The stock market recovered some losses on that announcement, but it’s still a chilling forecast from Spitznagel. The S&P 500 is down roughly 7% year to date — enough to shake investor confidence — yet Spitznagel suggests that could be just the beginning of a much steeper fall.
And his warnings don’t stop there.
“This is another selloff to shake people out. This isn't Armageddon. That time will come as the bubble bursts,” he added.
Spitznagel is no stranger to market mayhem. He gained notoriety during the 2020 COVID crash, when Universa’s flagship “Black Swan Protection Protocol” fund posted an eye-popping 4,144% return in the first quarter of that year.
Today, his call stands out even among Wall Street’s growing caution. Several major firms have slashed their forecasts for the S&P 500, though none approach Spitznagel’s apocalyptic tone.
Markets are inherently volatile. Whether or not you buy into Spitznagel’s outlook, it might be a good time to consider how to diversify beyond traditional stocks. Here are three simple ways to start.

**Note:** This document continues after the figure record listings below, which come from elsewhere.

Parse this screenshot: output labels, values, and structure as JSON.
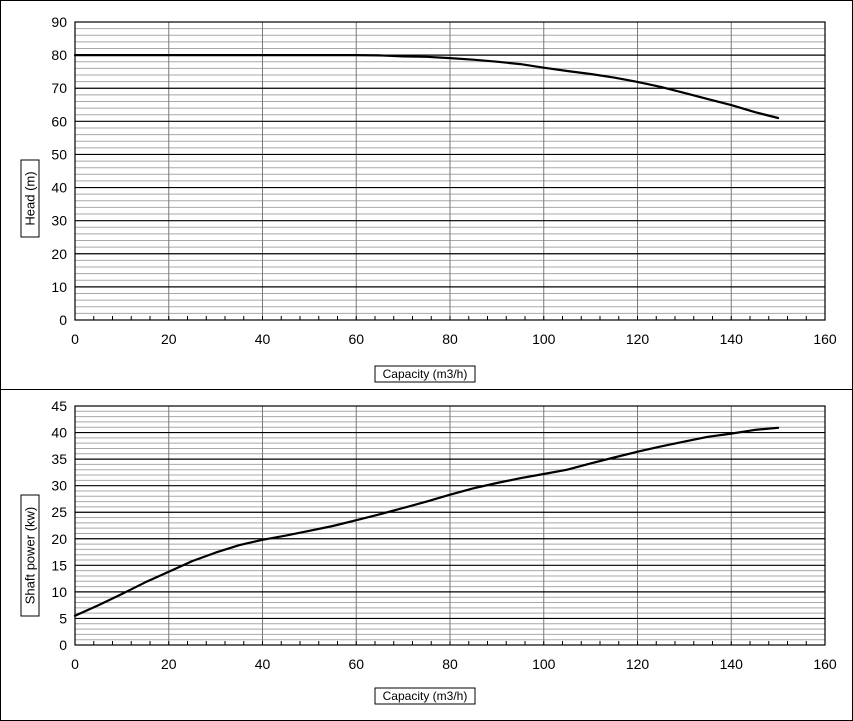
{
  "chart_data": [
    {
      "type": "line",
      "xlabel": "Capacity (m3/h)",
      "ylabel": "Head (m)",
      "xlim": [
        0,
        160
      ],
      "ylim": [
        0,
        90
      ],
      "xticks": [
        "0",
        "20",
        "40",
        "60",
        "80",
        "100",
        "120",
        "140",
        "160"
      ],
      "yticks": [
        "0",
        "10",
        "20",
        "30",
        "40",
        "50",
        "60",
        "70",
        "80",
        "90"
      ],
      "grid": true,
      "series": [
        {
          "x": [
            0,
            20,
            40,
            60,
            65,
            70,
            75,
            80,
            85,
            90,
            95,
            100,
            105,
            110,
            115,
            120,
            125,
            130,
            135,
            140,
            145,
            150
          ],
          "y": [
            80,
            80,
            80,
            80,
            79.9,
            79.6,
            79.5,
            79.1,
            78.6,
            78.0,
            77.3,
            76.2,
            75.2,
            74.3,
            73.2,
            71.9,
            70.4,
            68.6,
            66.7,
            64.9,
            62.8,
            61.0
          ]
        }
      ]
    },
    {
      "type": "line",
      "xlabel": "Capacity (m3/h)",
      "ylabel": "Shaft power (kw)",
      "xlim": [
        0,
        160
      ],
      "ylim": [
        0,
        45
      ],
      "xticks": [
        "0",
        "20",
        "40",
        "60",
        "80",
        "100",
        "120",
        "140",
        "160"
      ],
      "yticks": [
        "0",
        "5",
        "10",
        "15",
        "20",
        "25",
        "30",
        "35",
        "40",
        "45"
      ],
      "grid": true,
      "series": [
        {
          "x": [
            0,
            5,
            10,
            15,
            20,
            25,
            30,
            35,
            40,
            45,
            50,
            55,
            60,
            65,
            70,
            75,
            80,
            85,
            90,
            95,
            100,
            105,
            110,
            115,
            120,
            125,
            130,
            135,
            140,
            145,
            150
          ],
          "y": [
            5.5,
            7.5,
            9.6,
            11.8,
            13.8,
            15.8,
            17.4,
            18.8,
            19.8,
            20.6,
            21.5,
            22.4,
            23.5,
            24.6,
            25.8,
            27.0,
            28.3,
            29.5,
            30.5,
            31.4,
            32.2,
            33.0,
            34.2,
            35.3,
            36.4,
            37.4,
            38.3,
            39.2,
            39.8,
            40.5,
            40.9
          ]
        }
      ]
    }
  ]
}
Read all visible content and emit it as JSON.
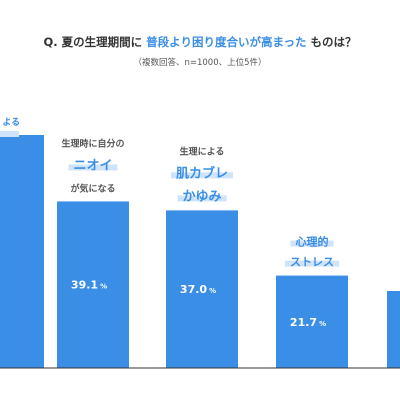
{
  "title": {
    "prefix": "Q. 夏の生理期間に",
    "highlight": "普段より困り度合いが高まった",
    "suffix": "ものは？"
  },
  "subtitle": "（複数回答、n=1000、上位5件）",
  "colors": {
    "bar": "#3a8ee6",
    "label_highlight": "#cfe3fa",
    "label_text": "#3a8ee6",
    "label_small": "#555555",
    "value_text": "#ffffff",
    "baseline": "#333333"
  },
  "chart_data": {
    "type": "bar",
    "categories": [
      "…による",
      "生理時に自分のニオイが気になる",
      "生理による肌カブレかゆみ",
      "心理的ストレス",
      ""
    ],
    "values": [
      null,
      39.1,
      37.0,
      21.7,
      null
    ],
    "value_labels": [
      "",
      "39.1",
      "37.0",
      "21.7",
      ""
    ],
    "unit": "%",
    "labels": [
      [
        {
          "text": "よる",
          "size": "small"
        }
      ],
      [
        {
          "text": "生理時に自分の",
          "size": "small"
        },
        {
          "text": "ニオイ",
          "size": "large"
        },
        {
          "text": "が気になる",
          "size": "small"
        }
      ],
      [
        {
          "text": "生理による",
          "size": "small"
        },
        {
          "text": "肌カブレ",
          "size": "large"
        },
        {
          "text": "かゆみ",
          "size": "large"
        }
      ],
      [
        {
          "text": "心理的",
          "size": "medium"
        },
        {
          "text": "ストレス",
          "size": "medium"
        }
      ],
      []
    ],
    "ylim": [
      0,
      50
    ]
  }
}
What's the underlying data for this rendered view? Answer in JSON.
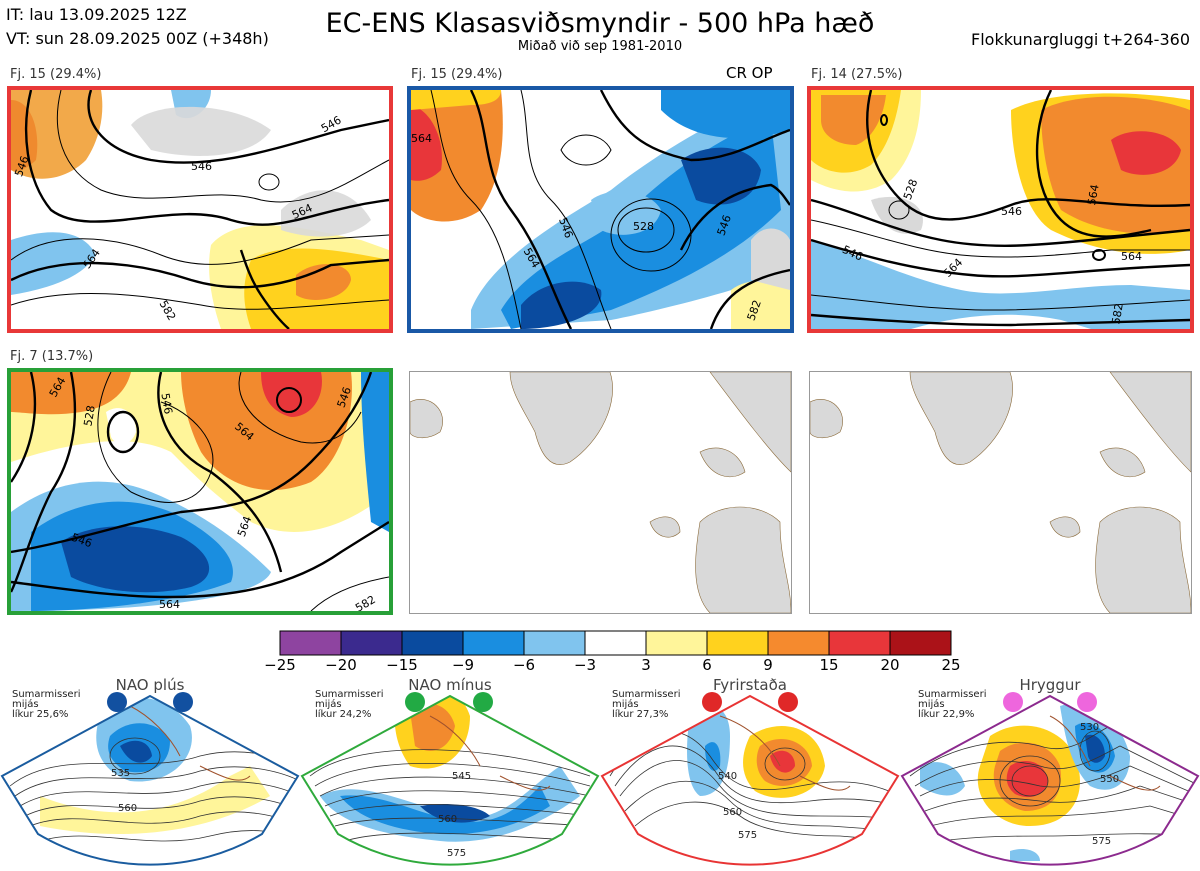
{
  "header": {
    "it": "IT: lau 13.09.2025 12Z",
    "vt": "VT: sun 28.09.2025 00Z  (+348h)",
    "title": "EC-ENS Klasasviðsmyndir - 500 hPa hæð",
    "subtitle": "Miðað við sep 1981-2010",
    "window": "Flokkunargluggi t+264-360"
  },
  "panels": [
    {
      "label": "Fj. 15 (29.4%)",
      "tag": "",
      "contours": [
        "546",
        "546",
        "546",
        "564",
        "564",
        "582"
      ]
    },
    {
      "label": "Fj. 15 (29.4%)",
      "tag": "CR OP",
      "contours": [
        "564",
        "546",
        "528",
        "546",
        "564",
        "582"
      ]
    },
    {
      "label": "Fj. 14 (27.5%)",
      "tag": "",
      "contours": [
        "528",
        "546",
        "546",
        "564",
        "564",
        "564",
        "582"
      ]
    },
    {
      "label": "Fj. 7 (13.7%)",
      "tag": "",
      "contours": [
        "564",
        "528",
        "546",
        "564",
        "546",
        "546",
        "564",
        "564",
        "582"
      ]
    }
  ],
  "colorbar": {
    "ticks": [
      "−25",
      "−20",
      "−15",
      "−9",
      "−6",
      "−3",
      "3",
      "6",
      "9",
      "15",
      "20",
      "25"
    ],
    "colors": [
      "#8e44a0",
      "#3b2a8e",
      "#0a4b9f",
      "#1a8ee0",
      "#80c4ee",
      "#ffffff",
      "#fff59a",
      "#ffd21e",
      "#f58a2e",
      "#e8363a",
      "#ab1218"
    ]
  },
  "regimes": [
    {
      "title": "NAO plús",
      "season": "Sumarmisseri",
      "area": "mijás",
      "prob": "líkur 25,6%",
      "color": "#1a5c9f",
      "dot": "#1250a0",
      "contours": [
        "535",
        "560"
      ]
    },
    {
      "title": "NAO mínus",
      "season": "Sumarmisseri",
      "area": "mijás",
      "prob": "líkur 24,2%",
      "color": "#2faa3c",
      "dot": "#22aa44",
      "contours": [
        "545",
        "560",
        "575"
      ]
    },
    {
      "title": "Fyrirstaða",
      "season": "Sumarmisseri",
      "area": "mijás",
      "prob": "líkur 27,3%",
      "color": "#e83434",
      "dot": "#e02828",
      "contours": [
        "540",
        "560",
        "575"
      ]
    },
    {
      "title": "Hryggur",
      "season": "Sumarmisseri",
      "area": "mijás",
      "prob": "líkur 22,9%",
      "color": "#8c2a8e",
      "dot": "#ee66dd",
      "contours": [
        "530",
        "550",
        "575"
      ]
    }
  ]
}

Ray Dalio, founder of the world’s largest hedge fund, Bridgewater Associates, recently underscored the importance of diversification — and the enduring value of one classic asset.
“People don't have, typically, an adequate amount of gold in their portfolio,” he said in a February interview with CNBC. “When bad times come, gold is a very effective diversifier.” He suggests having 10-15% of a portfolio invested in gold.
Gold is considered a go-to safe haven. It can’t be printed out of thin air like fiat money, and because it’s not tied to any single currency or economy, investors often flock to it during periods of economic turmoil or geopolitical uncertainty, driving up its value.